There is a minimum angle above the ground such that if the ball is launched below this angle, it can never clear the bar, no matter how fast it is kicked. What is this angle?
Theta = arcantan(height/range)
To determine the minimum angle above the ground, let's consider the concept of projectile motion.
Projectile motion is the motion of an object that is launched into the air and moves along a curved path under the influence of gravity. In this case, the object is a ball being kicked towards a bar.
To clear the bar, the ball needs to reach a certain height at the point where it passes over the bar. This can be achieved by giving the ball an initial velocity and launch angle.
The equation for the height of a projectile at any given time is given by:
h = (vi^2 * sin^2θ) / (2g)
Where:
h = maximum height reached by the projectile
vi = initial velocity of the projectile
θ = launch angle
g = acceleration due to gravity (usually taken as 9.8 m/s^2)
In the given scenario, we want to find the minimum launch angle such that the ball cannot clear the bar, regardless of its initial velocity.
To determine this angle, we can set the height (h) equal to the height of the bar.
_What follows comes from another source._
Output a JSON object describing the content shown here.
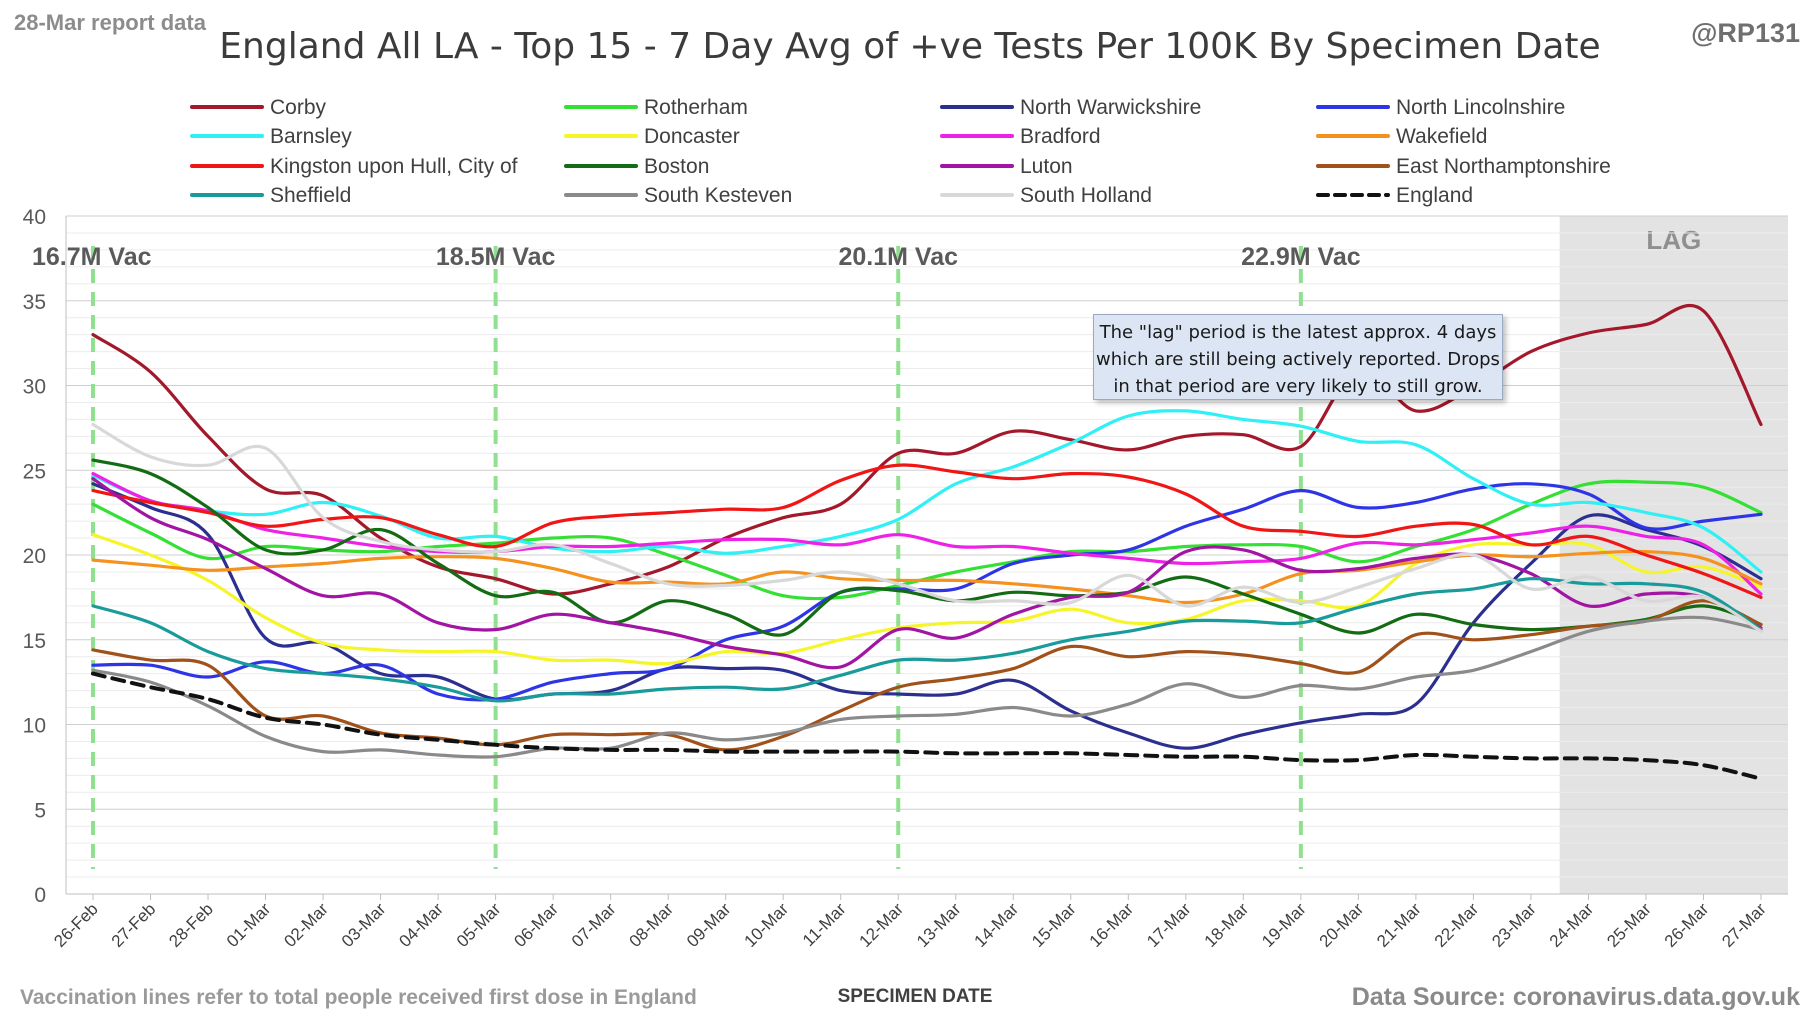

Let's assume the height of the bar is denoted by 'Bar_h'.
Bar_h = (vi^2 * sin^2θ) / (2g)
Rearranging the equation for the launch angle (θ) gives us:
sin^2θ = (2g * Bar_h) / vi^2
Since sin^2θ cannot exceed 1, the maximum value on the right side of the equation is 1. Therefore:
1 = (2g * Bar_h) / vi^2
Now, we can solve for the minimum launch angle by isolating θ:
θ = arcsin(sqrt((vi^2) / (2g * Bar_h)))
After substituting the values of vi, g, and Bar_h, you can calculate the minimum launch angle required.